I always just use pure greenstuff, I just slightly vary the yellow – blue ratio depending on what I want to do. That is it.
Great work on this tutorial, and an excellent point about Bones models being the perfect base models to do such experiments on.
Thank you for your comment. I think Bones Miniatures are really quite inclusive (much more so than say highly detailed metal miniatures) and bring more people into the hobby. I am currently working on a full conversion/partial resculpt of Leisynn (the dude with the goat head helmet) into a Lich. Given I basically cut off most of the detail on his front I would never have done this with a metal model. So really, they inspire to take the plunge.
Great tutorial! Looking forward to the next installment đŸ™‚
Thank you John. I think next time I’ll look at bags, knapsacks etc.
Very good tutorial indeed!!!
Thank you! Glad you found the tutorial of use.

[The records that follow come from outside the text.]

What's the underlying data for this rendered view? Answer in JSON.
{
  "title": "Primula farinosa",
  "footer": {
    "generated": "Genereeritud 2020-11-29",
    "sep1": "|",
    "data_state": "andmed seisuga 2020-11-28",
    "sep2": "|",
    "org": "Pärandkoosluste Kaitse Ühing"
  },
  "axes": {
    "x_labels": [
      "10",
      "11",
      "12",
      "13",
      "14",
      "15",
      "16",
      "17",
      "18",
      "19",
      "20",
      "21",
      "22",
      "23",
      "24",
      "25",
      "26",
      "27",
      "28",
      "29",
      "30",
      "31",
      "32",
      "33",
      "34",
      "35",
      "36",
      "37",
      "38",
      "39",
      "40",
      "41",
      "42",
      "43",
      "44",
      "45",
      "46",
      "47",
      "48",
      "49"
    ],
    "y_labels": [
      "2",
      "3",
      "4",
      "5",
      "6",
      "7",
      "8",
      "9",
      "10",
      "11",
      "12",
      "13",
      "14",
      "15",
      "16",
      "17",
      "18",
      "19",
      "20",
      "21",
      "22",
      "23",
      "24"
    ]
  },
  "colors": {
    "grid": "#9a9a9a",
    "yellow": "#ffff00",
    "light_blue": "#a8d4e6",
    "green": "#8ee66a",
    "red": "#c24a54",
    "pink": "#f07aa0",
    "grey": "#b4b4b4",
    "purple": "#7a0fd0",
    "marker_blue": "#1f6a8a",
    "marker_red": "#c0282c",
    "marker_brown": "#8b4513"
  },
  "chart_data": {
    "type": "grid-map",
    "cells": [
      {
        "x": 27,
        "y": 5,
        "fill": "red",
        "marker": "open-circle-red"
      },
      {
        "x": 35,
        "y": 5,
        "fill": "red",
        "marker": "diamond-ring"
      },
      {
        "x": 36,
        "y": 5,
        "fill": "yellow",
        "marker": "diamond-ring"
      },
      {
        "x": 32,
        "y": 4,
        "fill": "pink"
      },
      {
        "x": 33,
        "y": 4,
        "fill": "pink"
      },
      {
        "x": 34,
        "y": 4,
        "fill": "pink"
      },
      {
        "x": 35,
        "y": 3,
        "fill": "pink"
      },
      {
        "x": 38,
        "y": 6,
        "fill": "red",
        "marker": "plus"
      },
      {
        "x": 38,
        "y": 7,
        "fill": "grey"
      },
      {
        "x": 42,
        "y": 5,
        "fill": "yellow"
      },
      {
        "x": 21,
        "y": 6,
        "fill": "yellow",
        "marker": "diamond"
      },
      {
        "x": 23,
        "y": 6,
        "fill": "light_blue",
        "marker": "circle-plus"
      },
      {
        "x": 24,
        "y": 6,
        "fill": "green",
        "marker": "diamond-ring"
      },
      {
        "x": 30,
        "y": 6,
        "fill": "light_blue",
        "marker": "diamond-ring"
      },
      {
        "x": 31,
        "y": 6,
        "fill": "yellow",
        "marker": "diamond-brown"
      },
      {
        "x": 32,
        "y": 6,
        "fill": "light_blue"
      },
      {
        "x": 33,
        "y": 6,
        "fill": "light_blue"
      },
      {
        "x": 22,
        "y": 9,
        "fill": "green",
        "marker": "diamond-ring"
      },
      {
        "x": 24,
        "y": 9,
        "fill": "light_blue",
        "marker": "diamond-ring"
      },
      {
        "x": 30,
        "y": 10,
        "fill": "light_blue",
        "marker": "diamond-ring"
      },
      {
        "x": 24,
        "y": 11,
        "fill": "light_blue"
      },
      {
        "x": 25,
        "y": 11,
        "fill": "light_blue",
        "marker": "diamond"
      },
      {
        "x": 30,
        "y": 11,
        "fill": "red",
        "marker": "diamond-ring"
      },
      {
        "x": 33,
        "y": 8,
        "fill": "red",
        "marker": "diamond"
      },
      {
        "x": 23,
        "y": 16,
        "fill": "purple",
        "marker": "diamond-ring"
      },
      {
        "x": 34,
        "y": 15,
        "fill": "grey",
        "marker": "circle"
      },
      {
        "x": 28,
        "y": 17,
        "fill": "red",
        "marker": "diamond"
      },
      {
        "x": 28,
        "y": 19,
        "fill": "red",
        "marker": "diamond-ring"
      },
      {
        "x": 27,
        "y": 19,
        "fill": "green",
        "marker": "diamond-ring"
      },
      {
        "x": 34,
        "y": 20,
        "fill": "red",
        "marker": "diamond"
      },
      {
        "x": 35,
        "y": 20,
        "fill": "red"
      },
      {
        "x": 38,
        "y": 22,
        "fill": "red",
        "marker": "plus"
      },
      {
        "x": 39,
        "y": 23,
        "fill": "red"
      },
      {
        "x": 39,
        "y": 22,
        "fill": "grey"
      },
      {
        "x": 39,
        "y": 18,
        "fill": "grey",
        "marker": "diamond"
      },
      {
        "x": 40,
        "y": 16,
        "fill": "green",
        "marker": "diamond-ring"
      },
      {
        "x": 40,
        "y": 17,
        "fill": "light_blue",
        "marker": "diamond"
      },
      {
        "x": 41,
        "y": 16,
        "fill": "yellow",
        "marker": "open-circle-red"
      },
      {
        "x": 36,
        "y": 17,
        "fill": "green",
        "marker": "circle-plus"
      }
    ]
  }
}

Of course I did !!! Will try the braids out myself
Nice work. I have had to replace some part on my bones figures due to miscasts. The braiding yuo have done is very good.
Thank you. Pleased you like the braids. I do wonder how this can be achieved in greenstuff, but ,aybe the pros use another putty that can be carved or emveaved after it is cured. While miscasts are annoying, I see it as a challemge to fix stuff and enhance a sculpt. I would be more unimpressed if the Bones would be really expensive. Which models did you work on and what did you change?
This is a great tutorial, thanks for sharing! Now I’m inspired to try some conversion work myself…
Glad you liked it. I will look forward to your own conversions. Any specific plans already?
Well, I just started a Mexican Revolution project in 28mm (gasp!) – trigger was the Kickstarter for A Fistful of Lead… Western figures are fun and would lend themselves very well to conversions I guess.
Quite true. Especially if you want to have a group of desperados or something similar ;).
Some very nice stuff all done with that not so easy to use green stuff. For me the bit about using lubricant is the most important bit as it helps no end.
Thank you for your comment. I agree, my first attempts without lubricant were horrible. A lot of tearing. I am amazed what a bit of skin oil can do if you want to smooth out stuff.